The man who died in the park was named Sean, and 10 years after his death his widow, Anna (Nicole Kidman), is preparing to remarry. She and her fiance, Joseph (Danny Huston) live in a vast East Side apartment owned -- ruled may be the better word -- by Anna's mother, played with steely wit by Lauren Bacall.
On the night of Joseph and Anna's engagement party, a young boy with close-cropped hair and a round, serious face shows up claiming to be Sean and pleading with her not to marry Joseph. The boy's deadpan persistence throws the household off balance.

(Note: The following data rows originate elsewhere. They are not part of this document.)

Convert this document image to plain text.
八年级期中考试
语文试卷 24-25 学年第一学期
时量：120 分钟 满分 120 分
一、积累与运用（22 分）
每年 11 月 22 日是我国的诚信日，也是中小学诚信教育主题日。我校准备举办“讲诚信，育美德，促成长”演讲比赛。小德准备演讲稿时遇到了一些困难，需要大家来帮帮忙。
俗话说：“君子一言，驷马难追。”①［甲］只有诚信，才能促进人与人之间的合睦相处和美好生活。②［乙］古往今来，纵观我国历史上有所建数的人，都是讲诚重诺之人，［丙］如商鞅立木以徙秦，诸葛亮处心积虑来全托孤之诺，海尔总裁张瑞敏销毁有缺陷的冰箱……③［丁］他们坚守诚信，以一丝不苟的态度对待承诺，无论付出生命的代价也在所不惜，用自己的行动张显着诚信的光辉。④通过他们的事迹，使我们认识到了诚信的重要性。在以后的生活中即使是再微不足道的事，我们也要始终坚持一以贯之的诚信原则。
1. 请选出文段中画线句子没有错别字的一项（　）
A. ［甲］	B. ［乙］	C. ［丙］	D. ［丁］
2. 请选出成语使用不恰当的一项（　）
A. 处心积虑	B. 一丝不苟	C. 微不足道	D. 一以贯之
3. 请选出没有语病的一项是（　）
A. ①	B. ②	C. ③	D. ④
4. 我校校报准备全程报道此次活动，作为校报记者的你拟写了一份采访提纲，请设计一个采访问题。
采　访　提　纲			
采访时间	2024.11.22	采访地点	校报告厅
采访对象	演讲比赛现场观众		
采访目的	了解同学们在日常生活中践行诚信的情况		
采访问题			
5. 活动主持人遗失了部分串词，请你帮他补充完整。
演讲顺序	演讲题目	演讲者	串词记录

Is he playing a mean prank or indulging a childish fantasy? Or could he be telling the truth? Cameron Bright, who plays Sean (which happens to be the boy's real name), gives an unnervingly controlled performance. The film's delicate mood of indeterminacy rests on his shoulders, or rather in his smooth, inscrutable face. His character represents a premise that is absurd, even ridiculous, but for Birth to work it must be addressed with utter seriousness, even solemnity.
And somehow, in Glazer's hands, it does work. The hushed, claustrophobic ambience of high privilege and repressed feeling occasionally cracks, as this horror movie reveals itself also to be a rich, agonizing melodrama and a dry comedy of manners set in a fantasy Manhattan of creme caramel wainscoting and black-tie evenings at the opera.
Both the humor and the pathos arise from the attempts by the stiff, decorous adults to deal with the unwelcome child in their midst. Anna's mother humors him ("so how is little Reincarnation enjoying his cake?"), while Joseph drifts from tight-jawed skepticism toward violent jealousy.
The most important response, of course, is Anna's, and it is also the most complicated. Kidman, her hair cut short and dyed dark red, conveys both the toughness of a woman who has pulled herself together after a traumatic loss and the vulnerability of someone whose grieving has remained incomplete. As much as Desplat's score or Glazer's sly pacing, it is Kidman's face that holds you in a spell of uncertainty.
She has an uncanny ability to register large feelings with tiny gestures, which Glazer exploits by filming her in long, silent close-ups. Without Kidman's brilliantly nuanced performance, Birth might feel arch, chilly and a little sadistic, but she gives herself so completely to the role that the film becomes both spellbinding and heartbreaking, a delicate chamber piece with the large, troubled heart of an opera.